Russells Vorschlag war ein Akt der Verzweiflung, den er relativ schnell wieder zurücknahm. Aber bevor man ihn entrüstet von sich weist, sollte man ihn wenigstens einen Moment lang aushalten, denn Russell zufolge gibt es gewichtige Gründe, die einen Sieg Amerikas über die Sowjetunion für wünschenswert erscheinen lassen.

Bertrand Russell
Der wichtigste Grund ist für Russell die Tatsache, „dass in Amerika mehr Achtung vor der Freiheit und anderen Werten einer zivilisierten Lebensform besteht als in Russland.“

Russell veranschaulicht diese Ansicht an der Entwicklung Polens nach dem Ende des 2. Weltkrieges als Teil des sowjetischen Machtbereiches. „In Polen gab es blühende Universitäten, deren Professoren große geistige Leistungen aufzuweisen hatten. Einige von ihnen sind glücklicherweise entkommen; die übrigen aber sind einfach verschwunden.

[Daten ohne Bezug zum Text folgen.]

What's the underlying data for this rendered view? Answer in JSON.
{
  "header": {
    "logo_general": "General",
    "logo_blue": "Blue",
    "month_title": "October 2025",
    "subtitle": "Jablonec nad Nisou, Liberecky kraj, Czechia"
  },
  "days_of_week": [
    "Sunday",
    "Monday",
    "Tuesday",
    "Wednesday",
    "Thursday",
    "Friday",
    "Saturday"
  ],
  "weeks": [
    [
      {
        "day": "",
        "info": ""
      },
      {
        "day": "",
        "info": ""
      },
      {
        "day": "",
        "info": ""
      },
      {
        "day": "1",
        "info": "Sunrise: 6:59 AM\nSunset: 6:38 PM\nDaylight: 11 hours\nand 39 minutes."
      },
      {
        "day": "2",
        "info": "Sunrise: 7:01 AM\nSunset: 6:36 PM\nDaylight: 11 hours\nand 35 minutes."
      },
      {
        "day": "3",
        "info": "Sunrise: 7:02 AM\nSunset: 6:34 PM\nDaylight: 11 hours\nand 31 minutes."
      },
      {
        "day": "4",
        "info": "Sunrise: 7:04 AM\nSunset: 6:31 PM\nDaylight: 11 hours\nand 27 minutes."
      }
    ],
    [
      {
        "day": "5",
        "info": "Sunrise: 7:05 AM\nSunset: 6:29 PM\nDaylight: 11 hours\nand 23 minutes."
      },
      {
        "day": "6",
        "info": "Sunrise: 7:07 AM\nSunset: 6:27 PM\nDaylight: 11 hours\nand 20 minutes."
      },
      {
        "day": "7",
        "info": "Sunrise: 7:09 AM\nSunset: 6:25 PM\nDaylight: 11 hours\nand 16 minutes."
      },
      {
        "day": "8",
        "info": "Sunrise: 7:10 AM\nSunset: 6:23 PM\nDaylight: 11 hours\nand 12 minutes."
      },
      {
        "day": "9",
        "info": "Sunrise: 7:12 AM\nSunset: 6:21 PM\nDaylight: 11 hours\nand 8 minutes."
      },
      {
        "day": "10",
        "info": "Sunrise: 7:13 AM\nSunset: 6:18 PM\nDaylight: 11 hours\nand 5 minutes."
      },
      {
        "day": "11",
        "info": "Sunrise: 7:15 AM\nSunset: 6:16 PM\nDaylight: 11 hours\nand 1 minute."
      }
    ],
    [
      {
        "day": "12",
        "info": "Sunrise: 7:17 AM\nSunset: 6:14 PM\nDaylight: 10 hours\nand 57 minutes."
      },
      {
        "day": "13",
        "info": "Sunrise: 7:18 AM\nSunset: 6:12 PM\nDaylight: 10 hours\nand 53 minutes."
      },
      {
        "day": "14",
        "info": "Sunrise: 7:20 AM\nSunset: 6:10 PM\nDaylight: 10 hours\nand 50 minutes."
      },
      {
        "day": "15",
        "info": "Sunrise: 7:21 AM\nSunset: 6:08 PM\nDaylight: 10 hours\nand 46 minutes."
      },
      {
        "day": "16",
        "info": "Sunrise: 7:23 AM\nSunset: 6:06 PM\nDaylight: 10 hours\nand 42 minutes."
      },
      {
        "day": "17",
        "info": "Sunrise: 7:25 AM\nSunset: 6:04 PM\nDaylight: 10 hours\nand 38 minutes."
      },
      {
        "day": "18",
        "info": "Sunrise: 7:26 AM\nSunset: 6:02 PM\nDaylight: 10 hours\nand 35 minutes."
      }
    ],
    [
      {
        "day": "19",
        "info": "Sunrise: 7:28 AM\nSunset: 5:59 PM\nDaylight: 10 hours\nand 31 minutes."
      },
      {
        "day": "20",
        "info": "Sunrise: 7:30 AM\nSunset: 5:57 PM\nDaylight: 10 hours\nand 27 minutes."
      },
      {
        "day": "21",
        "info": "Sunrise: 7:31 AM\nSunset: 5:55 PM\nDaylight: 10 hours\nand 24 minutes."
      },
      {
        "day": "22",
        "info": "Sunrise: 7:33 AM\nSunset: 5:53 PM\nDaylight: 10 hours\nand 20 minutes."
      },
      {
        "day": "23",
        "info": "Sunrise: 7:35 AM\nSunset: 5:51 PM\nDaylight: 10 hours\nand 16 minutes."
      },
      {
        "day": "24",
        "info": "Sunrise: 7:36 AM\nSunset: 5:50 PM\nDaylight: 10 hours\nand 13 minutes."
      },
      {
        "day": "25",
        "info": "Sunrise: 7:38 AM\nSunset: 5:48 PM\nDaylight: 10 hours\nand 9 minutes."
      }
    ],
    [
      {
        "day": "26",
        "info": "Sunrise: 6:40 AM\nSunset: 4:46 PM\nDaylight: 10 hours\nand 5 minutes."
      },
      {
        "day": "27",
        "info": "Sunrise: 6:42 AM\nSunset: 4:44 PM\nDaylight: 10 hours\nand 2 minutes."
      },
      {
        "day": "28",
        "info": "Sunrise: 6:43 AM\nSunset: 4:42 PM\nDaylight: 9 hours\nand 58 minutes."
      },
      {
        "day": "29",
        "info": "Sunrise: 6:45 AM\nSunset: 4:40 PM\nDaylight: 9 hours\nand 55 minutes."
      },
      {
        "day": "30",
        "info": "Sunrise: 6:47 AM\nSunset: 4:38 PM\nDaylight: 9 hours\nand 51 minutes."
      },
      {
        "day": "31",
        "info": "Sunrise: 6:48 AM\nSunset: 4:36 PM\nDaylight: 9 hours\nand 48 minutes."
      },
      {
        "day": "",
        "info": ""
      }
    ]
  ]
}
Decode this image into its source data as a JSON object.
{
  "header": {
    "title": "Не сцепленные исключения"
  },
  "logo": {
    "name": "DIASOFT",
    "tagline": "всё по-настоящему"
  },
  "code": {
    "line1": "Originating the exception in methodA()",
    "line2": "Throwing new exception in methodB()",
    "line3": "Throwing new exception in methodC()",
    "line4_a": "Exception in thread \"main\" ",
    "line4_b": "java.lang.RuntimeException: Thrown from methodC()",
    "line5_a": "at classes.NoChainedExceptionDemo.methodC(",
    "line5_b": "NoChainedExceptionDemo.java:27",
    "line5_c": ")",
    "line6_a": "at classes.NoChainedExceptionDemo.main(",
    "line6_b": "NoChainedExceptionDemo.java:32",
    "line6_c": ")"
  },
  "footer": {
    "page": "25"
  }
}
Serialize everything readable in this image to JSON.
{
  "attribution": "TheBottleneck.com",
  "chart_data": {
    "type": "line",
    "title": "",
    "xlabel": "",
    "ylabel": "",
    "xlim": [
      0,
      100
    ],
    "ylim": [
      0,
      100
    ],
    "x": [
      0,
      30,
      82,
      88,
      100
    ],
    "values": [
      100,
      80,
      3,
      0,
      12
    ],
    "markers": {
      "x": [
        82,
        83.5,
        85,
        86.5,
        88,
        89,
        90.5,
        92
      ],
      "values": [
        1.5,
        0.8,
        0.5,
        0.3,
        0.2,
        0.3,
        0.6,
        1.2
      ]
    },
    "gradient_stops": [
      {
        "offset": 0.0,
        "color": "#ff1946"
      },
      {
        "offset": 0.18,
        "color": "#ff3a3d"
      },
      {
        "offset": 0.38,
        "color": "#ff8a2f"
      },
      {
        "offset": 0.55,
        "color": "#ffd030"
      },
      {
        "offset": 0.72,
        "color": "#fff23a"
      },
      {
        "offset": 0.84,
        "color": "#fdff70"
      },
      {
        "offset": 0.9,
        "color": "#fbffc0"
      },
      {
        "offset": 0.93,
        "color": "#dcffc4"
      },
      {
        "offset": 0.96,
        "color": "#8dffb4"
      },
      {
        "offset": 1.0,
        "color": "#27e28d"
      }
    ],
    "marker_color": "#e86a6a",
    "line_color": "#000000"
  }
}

Das Unterrichtswesen ist jetzt auf das Erlernen der orthodoxen stalinistischen Lehre beschränkt worden, und die höhere Schulbildung ist lediglich den Jugendlichen zugänglich, deren Eltern `unbelastet´ sind. Geistige Werte können durch ein derartiges Bildungssystem nicht geschaffen werden. Der Mittelstand wurde durch Massendeportationen vernichtet (...) Politiker der Mehrheitsparteien wurden liquidiert, eingekerkert oder zur Flucht gezwungen. Wer den Verdacht der Regierung erregt hat, kann oft nur dadurch sein Leben retten, dass er seine Freunde an die Polizei verrät und bei den folgenden Gerichtsverhandlungen Meineide schwört. Wenn dieses Regime während einer Generation an der Macht bleibt, wird es zweifellos seine Ziele erreichen. Die traditionelle polnische Feindschaft gegen Russland wird durch die kommunistische Orthodoxie ersetzt werden. Wissenschaft und Philosophie, Kunst und Literatur werden zu knechtischen Anhängseln des Regierungssystems werden, geistlos, beschränkt und dumm. Kein Individuum wird selbst denken oder auch nur fühlen, jeder wird eine bloße Nummer in der Masse sein.“

Russell ist sich sicher, dass diese Mentalität nach einem russischen Sieg in der in der ganzen Welt herrschen würde. Selbst wenn als Folge des Sieges eine gewisse Nachgiebigkeit der sowjetischen Regierung letztlich zu einer Lockerung der Kontrollmaßnahmen führen müsste, so bliebe es insgesamt sehr zweifelhaft, ob man je wieder zur Achtung der Einzelpersönlichkeit zurückkehren würde: „Aus diesen Gründen wäre ein russischer Sieg in meinen Augen ein schreckliches Unglück.“

Ein Sieg der Vereinigten Staaten hätte dagegen Russell zufolge weit weniger drastische Folgen. „Zunächst einmal würde es sich nicht um einen Sieg der Vereinigten Staaten allein handeln, sondern eines Bündnissystems, in dem die anderen Mitglieder einen großen Teil ihrer Unabhängigkeit behalten hätten. Man kann sich auch kaum vorstellen, dass die amerikanische Armee die Professoren von Oxford und Cambridge zur Zwangsarbeit nach Alaska schicken würde. Ebenso wenig glaube ich, dass sie einen Mann wie Attlee wegen Beteiligung an einer Verschwörung anklagen und damit zwingen würde, nach Moskau zu fliehen, lauter Analogien zu den Dingen, die die Russen in Polen getan haben. Auch nach dem Sieg einer von den USA geführten Allianz würde es immer noch eine britische, französische, italienische und, wie ich hoffe, auch deutsche Kultur geben. Es würde nicht die gleiche tote Uniformität entstehen, die die Folge einer sowjetrussischen Herrschaft wäre.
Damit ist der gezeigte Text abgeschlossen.